From Second Brains to Decisionators
Thinking aids, big and small
More and more we are surrounded by tools and tricks to aid our thinking. Of course, LLMs are most prominently under discussion as they appear to be doing some pretty insane thinking themselves. Although they probably don’t really think, they certainly can augment our own thought processes.
In the last few weeks I have been getting deeper and deeper into automating technology around me to allow me to actually do my job. I’ve been getting into the likes of n8n and Make.com, learning about web hooks and APIs and the like. I’m going to write some more about this soon, but in the meantime I loved this interview this week, which I think is well worth your time.

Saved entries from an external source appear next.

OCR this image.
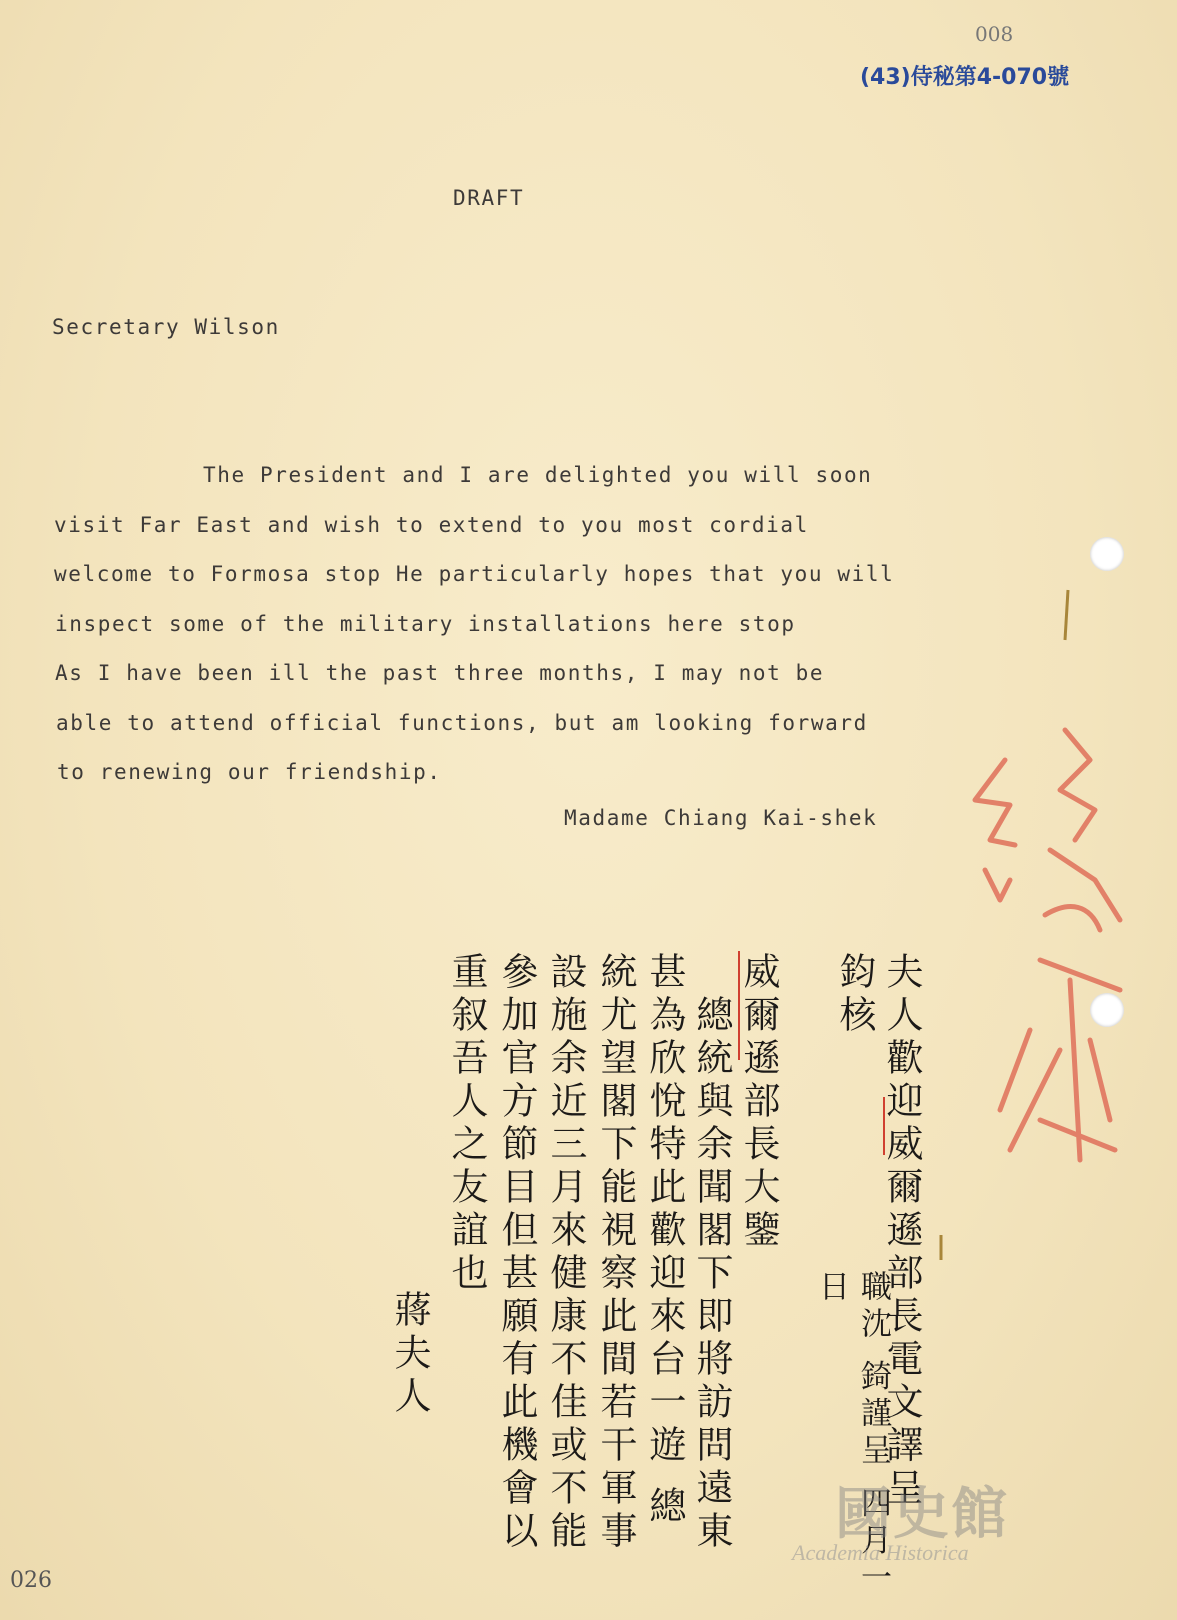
008
(43)侍秘第4-070號
DRAFT
Secretary Wilson
The President and I are delighted you will soon
visit Far East and wish to extend to you most cordial
welcome to Formosa stop He particularly hopes that you will
inspect some of the military installations here stop
As I have been ill the past three months, I may not be
able to attend official functions, but am looking forward
to renewing our friendship.
Madame Chiang Kai-shek
夫人歡迎威爾遜部長電文譯呈
鈞核
職沈 錡謹呈 四月一日
威爾遜部長大鑒
總統與余聞閣下即將訪問遠東
甚為欣悅特此歡迎來台一遊 總
統尤望閣下能視察此間若干軍事
設施余近三月來健康不佳或不能
參加官方節目但甚願有此機會以
重叙吾人之友誼也
蔣夫人
國史館
Academia Historica
026
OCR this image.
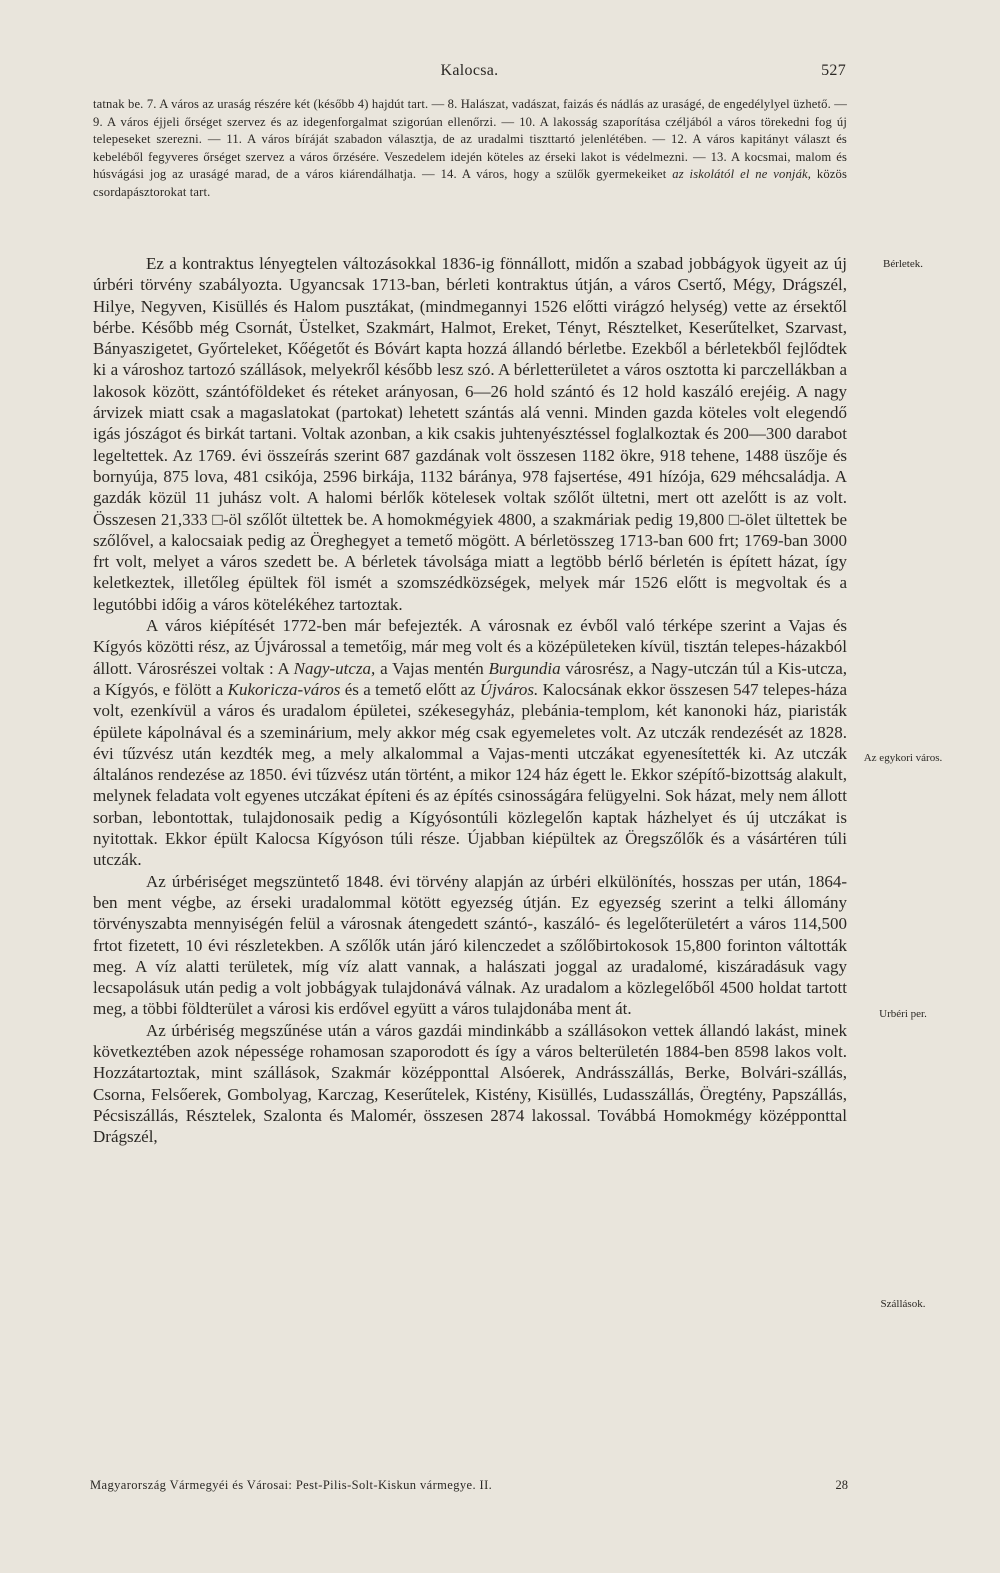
Kalocsa.	527
tatnak be. 7. A város az uraság részére két (később 4) hajdút tart. — 8. Halászat, vadászat, faizás és nádlás az uraságé, de engedélylyel üzhető. — 9. A város éjjeli őrséget szervez és az idegenforgalmat szigorúan ellenőrzi. — 10. A lakosság szaporítása czéljából a város törekedni fog új telepeseket szerezni. — 11. A város bíráját szabadon választja, de az uradalmi tiszttartó jelenlétében. — 12. A város kapitányt választ és kebeléből fegyveres őrséget szervez a város őrzésére. Veszedelem idején köteles az érseki lakot is védelmezni. — 13. A kocsmai, malom és húsvágási jog az uraságé marad, de a város kiárendálhatja. — 14. A város, hogy a szülők gyermekeiket az iskolától el ne vonják, közös csordapásztorokat tart.

Ez a kontraktus lényegtelen változásokkal 1836-ig fönnállott, midőn a szabad jobbágyok ügyeit az új úrbéri törvény szabályozta. Ugyancsak 1713-ban, bérleti kontraktus útján, a város Csertő, Mégy, Drágszél, Hilye, Negyven, Kisüllés és Halom pusztákat, (mindmegannyi 1526 előtti virágzó helység) vette az érsektől bérbe. Később még Csornát, Üstelket, Szakmárt, Halmot, Ereket, Tényt, Résztelket, Keserűtelket, Szarvast, Bányaszigetet, Győrteleket, Kőégetőt és Bóvárt kapta hozzá állandó bérletbe. Ezekből a bérletekből fejlődtek ki a városhoz tartozó szállások, melyekről később lesz szó. A bérletterületet a város osztotta ki parczellákban a lakosok között, szántóföldeket és réteket arányosan, 6—26 hold szántó és 12 hold kaszáló erejéig. A nagy árvizek miatt csak a magaslatokat (partokat) lehetett szántás alá venni. Minden gazda köteles volt elegendő igás jószágot és birkát tartani. Voltak azonban, a kik csakis juhtenyésztéssel foglalkoztak és 200—300 darabot legeltettek. Az 1769. évi összeírás szerint 687 gazdának volt összesen 1182 ökre, 918 tehene, 1488 üszője és bornyúja, 875 lova, 481 csikója, 2596 birkája, 1132 báránya, 978 fajsertése, 491 hízója, 629 méhcsaládja. A gazdák közül 11 juhász volt. A halomi bérlők kötelesek voltak szőlőt ültetni, mert ott azelőtt is az volt. Összesen 21,333 □-öl szőlőt ültettek be. A homokmégyiek 4800, a szakmáriak pedig 19,800 □-ölet ültettek be szőlővel, a kalocsaiak pedig az Öreghegyet a temető mögött. A bérletösszeg 1713-ban 600 frt; 1769-ban 3000 frt volt, melyet a város szedett be. A bérletek távolsága miatt a legtöbb bérlő bérletén is épített házat, így keletkeztek, illetőleg épültek föl ismét a szomszédközségek, melyek már 1526 előtt is megvoltak és a legutóbbi időig a város kötelékéhez tartoztak.

A város kiépítését 1772-ben már befejezték. A városnak ez évből való térképe szerint a Vajas és Kígyós közötti rész, az Újvárossal a temetőig, már meg volt és a középületeken kívül, tisztán telepes-házakból állott. Városrészei voltak : A Nagy-utcza, a Vajas mentén Burgundia városrész, a Nagy-utczán túl a Kis-utcza, a Kígyós, e fölött a Kukoricza-város és a temető előtt az Újváros. Kalocsának ekkor összesen 547 telepes-háza volt, ezenkívül a város és uradalom épületei, székesegyház, plebánia-templom, két kanonoki ház, piaristák épülete kápolnával és a szeminárium, mely akkor még csak egyemeletes volt. Az utczák rendezését az 1828. évi tűzvész után kezdték meg, a mely alkalommal a Vajas-menti utczákat egyenesítették ki. Az utczák általános rendezése az 1850. évi tűzvész után történt, a mikor 124 ház égett le. Ekkor szépítő-bizottság alakult, melynek feladata volt egyenes utczákat építeni és az építés csinosságára felügyelni. Sok házat, mely nem állott sorban, lebontottak, tulajdonosaik pedig a Kígyósontúli közlegelőn kaptak házhelyet és új utczákat is nyitottak. Ekkor épült Kalocsa Kígyóson túli része. Újabban kiépültek az Öregszőlők és a vásártéren túli utczák.

Az úrbériséget megszüntető 1848. évi törvény alapján az úrbéri elkülönítés, hosszas per után, 1864-ben ment végbe, az érseki uradalommal kötött egyezség útján. Ez egyezség szerint a telki állomány törvényszabta mennyiségén felül a városnak átengedett szántó-, kaszáló- és legelőterületért a város 114,500 frtot fizetett, 10 évi részletekben. A szőlők után járó kilenczedet a szőlőbirtokosok 15,800 forinton váltották meg. A víz alatti területek, míg víz alatt vannak, a halászati joggal az uradalomé, kiszáradásuk vagy lecsapolásuk után pedig a volt jobbágyak tulajdonává válnak. Az uradalom a közlegelőből 4500 holdat tartott meg, a többi földterület a városi kis erdővel együtt a város tulajdonába ment át.

Az úrbériség megszűnése után a város gazdái mindinkább a szállásokon vettek állandó lakást, minek következtében azok népessége rohamosan szaporodott és így a város belterületén 1884-ben 8598 lakos volt. Hozzátartoztak, mint szállások, Szakmár középponttal Alsóerek, Andrásszállás, Berke, Bolvári-szállás, Csorna, Felsőerek, Gombolyag, Karczag, Keserűtelek, Kistény, Kisüllés, Ludasszállás, Öregtény, Papszállás, Pécsiszállás, Résztelek, Szalonta és Malomér, összesen 2874 lakossal. Továbbá Homokmégy középponttal Drágszél,

Bérletek.
Az egykori város.
Urbéri per.
Szállások.
Magyarország Vármegyéi és Városai: Pest-Pilis-Solt-Kiskun vármegye. II.	28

Noah Brier, cofounder of Alephic, has hacked Claude Code into a kind of second brain. Instead of treating AI as a desk-bound typist, he points it at his 1,500-note Obsidian vault and tells it: don’t write - think. The model then sifts, questions, and recombines his ideas, becoming a sparring partner that helps him prepare talks, unearth forgotten connections, and even rescue abandoned trains of thought.
You can catch it here:
A few standouts:
AI as reader, not writer: Brier argues we don’t produce outputs daily, but we’re constantly thinking. The AI’s real power is keeping pace with that.
Agents as continuity keepers: When he’s interrupted, Claude can summarise three days of lost progress, effectively rebooting his mind.
The sabotage connection: In a talk, Brier referenced the CIA’s WWII Simple Sabotage Field Manual. Just as minor disruptions could unravel a factory, small prompts today can reshape entire workflows.
The kicker? He runs this whole system from his phone. Sitting by a pond, he once fixed urgent client code without going back to his desk. Living the dream, right?
Decision matrix
A more .. ahem .. lo-fi way to aid your thinking.
Sci-fi author, RE Stearn, uses this decision making matrix to decide how to handle forks in life. Well, here he discusses how to figure how to twist the plot in his stories, but this could work for anything. Hmm, I wonder I can get ChatGPT do emulate this?
The Decisionator
Finally, Youtuber Makerinator invented a super lo-fi device, using some simple coding and Raspberry pi, to help him and Mrs Makerinator make the big calls, like what to eat, and what to stream. Apparently it saved their marriage.
That’s it for now. Hope this has been well worth your time.